From my blog at politicalcreativity.net:
A reader from Finland, Antti Jauhiainen, has made me aware of the work he and others are doing to promote Participatory Economics (Parecon) in Finland. For those unfamiliar with Parecon, it is a vision for a post-capitalist economy, originally developed by Michael Albert and Robin Hahnel, based on four values: solidarity, equity, diversity and self-management. Visit an essay by Michael Albert on Parecon for more on the vision. Most of Parecon Finland's work is in Finnish, but Jauhiainen shared with me an article from 2011 by Tuomas Salonen entitled "Campaigning for Participatory Economics in Finland," that I think demonstrates qualities of effective activism that the left in the US could learn from. Since I don't read Finnish I can't vouch for their current work, but I think the attitude reflected in the linked article is excellent. Specifically, left movements in the US should pay attention to the following about Parecon Finland:
They are open to feedback and criticism: As the article states, Parecon Finland "spent the fall of 2010 gathering comments and analysis from various organizations and people in Finland in order to assess some aspects of the vision of participatory economy and how it would be received here. We were happy to receive serious commentary and help in this phase, and it helped us refine some aspects we wished to focus on in our activity."
They have a specific strategy of contributing to public discussion: "We believe that participatory economics, and the underlying vision of a participatory society, can create new openings in the public discussion, by introducing the ideas of participatory workplace and democratic planning here, as well as offering a very detailed, authoritative critique of the capitalist market economy." Moreover, they implemented this with presentations on Parecon on various public libraries and have a website that is updated every business day with appropriate news and media reflecting how their vision applies to the current economic situation in Finland.
While they strongly believe in their vision, they are not dogmatic: They "[encourage] people to consider and reason the structural mechanism of our current economy, by simply providing the participatory economics model as a serious alternative and a tool for comparing and contrasting the current situation with.

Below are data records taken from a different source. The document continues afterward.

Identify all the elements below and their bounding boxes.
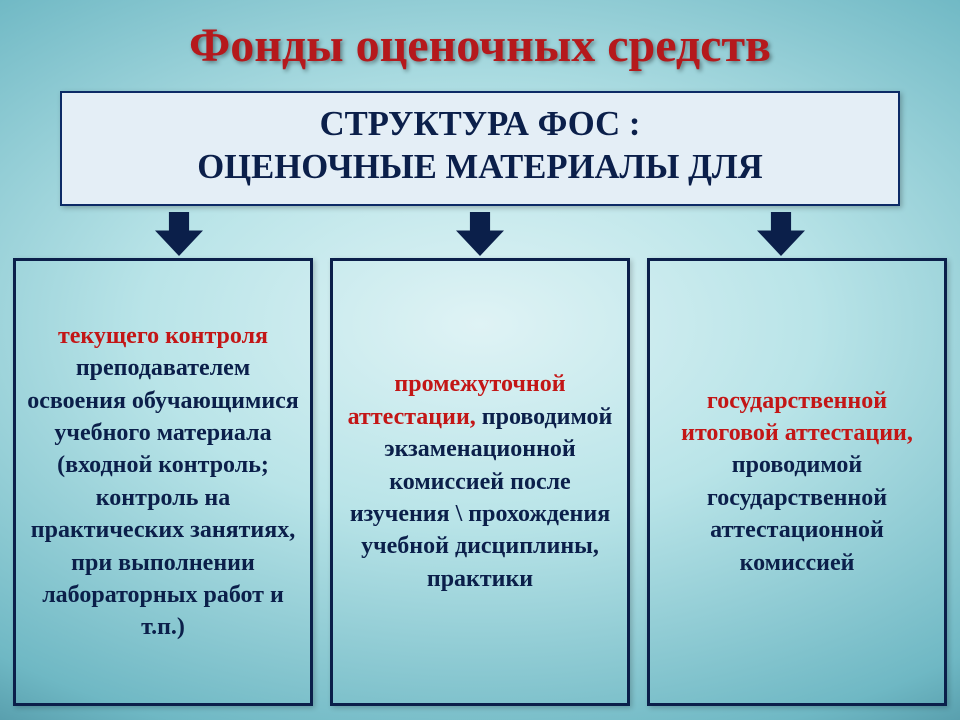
down-arrow-icon	[456, 212, 504, 256]
column-body: проводимой государственной аттестационно…	[707, 452, 887, 575]
column-box-2: промежуточной аттестации, проводимой экз…	[330, 258, 630, 706]
column-body: проводимой экзаменационной комиссией пос…	[350, 404, 613, 592]
arrows-row	[35, 212, 925, 256]
main-title: Фонды оценочных средств	[189, 18, 771, 73]
header-line-2: ОЦЕНОЧНЫЕ МАТЕРИАЛЫ ДЛЯ	[74, 146, 886, 189]
header-line-1: СТРУКТУРА ФОС :	[74, 103, 886, 146]
column-body: преподавателем освоения обучающимися уче…	[27, 355, 299, 640]
columns-row: текущего контроля преподавателем освоени…	[13, 258, 947, 706]
column-box-3: государственной итоговой аттестации, про…	[647, 258, 947, 706]
arrow-1	[155, 212, 203, 256]
header-box: СТРУКТУРА ФОС : ОЦЕНОЧНЫЕ МАТЕРИАЛЫ ДЛЯ	[60, 91, 900, 206]
column-highlight: государственной итоговой аттестации,	[681, 388, 913, 446]
arrow-2	[456, 212, 504, 256]
down-arrow-icon	[757, 212, 805, 256]
arrow-3	[757, 212, 805, 256]
column-highlight: текущего контроля	[58, 323, 268, 349]
down-arrow-icon	[155, 212, 203, 256]
slide-root: Фонды оценочных средств СТРУКТУРА ФОС : …	[0, 0, 960, 720]
column-box-1: текущего контроля преподавателем освоени…	[13, 258, 313, 706]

Forceful advocation and argumentation of a rigid model would provide negative effects in any case, and would be contrary to the values of self-management and diversity we advocate."
The information presented is rational and reasonable: They obviously are a radical group, yet there are no grand slogans or attempts to shame anyone into supporting their cause. When they make factual claims, it is supported with footnoted evidence.
Left activist groups would do well to learn from this approach. For example, if anti-war groups encourage criticism and feedback, they may receive much jingoistic nonsense, but they will also gain an essential understanding of how the public views them and what adjustments they can make for more effective outreach. Having a vision beyond what they are protesting against will make the public more receptive. If peace groups say they want social spending instead of military spending, that is a partial answer. But if someone asks them "If you want the military to be smaller, how will you ensure the US is kept safe?" they need to be able to answer that as well. Lastly, anti-war groups need to be rational and reasonable. Compare the following two scenarios, the first one being based on a personal experience and the second my idea for more effective outreach. (1) Israel is in the midst of bombing Gaza and a crowd has gathered in Boston Common to protest it. A person who knows nothing about what is happening in Gaza walks by and hears the crowd chanting "Hey, Israel, you can't hide, we accuse you of genocide!" (2) Imagine the same scenario except that when the uniformed person walks by, instead of chanting slogans every protester is handing out leaflets that base its concerns in the language of international law and the protesters engage passersby in conversation. Those who think the protesters are crazy would think that way in either scenario, but in the 2nd one many people would surely begin thinking about the conflict in a different way.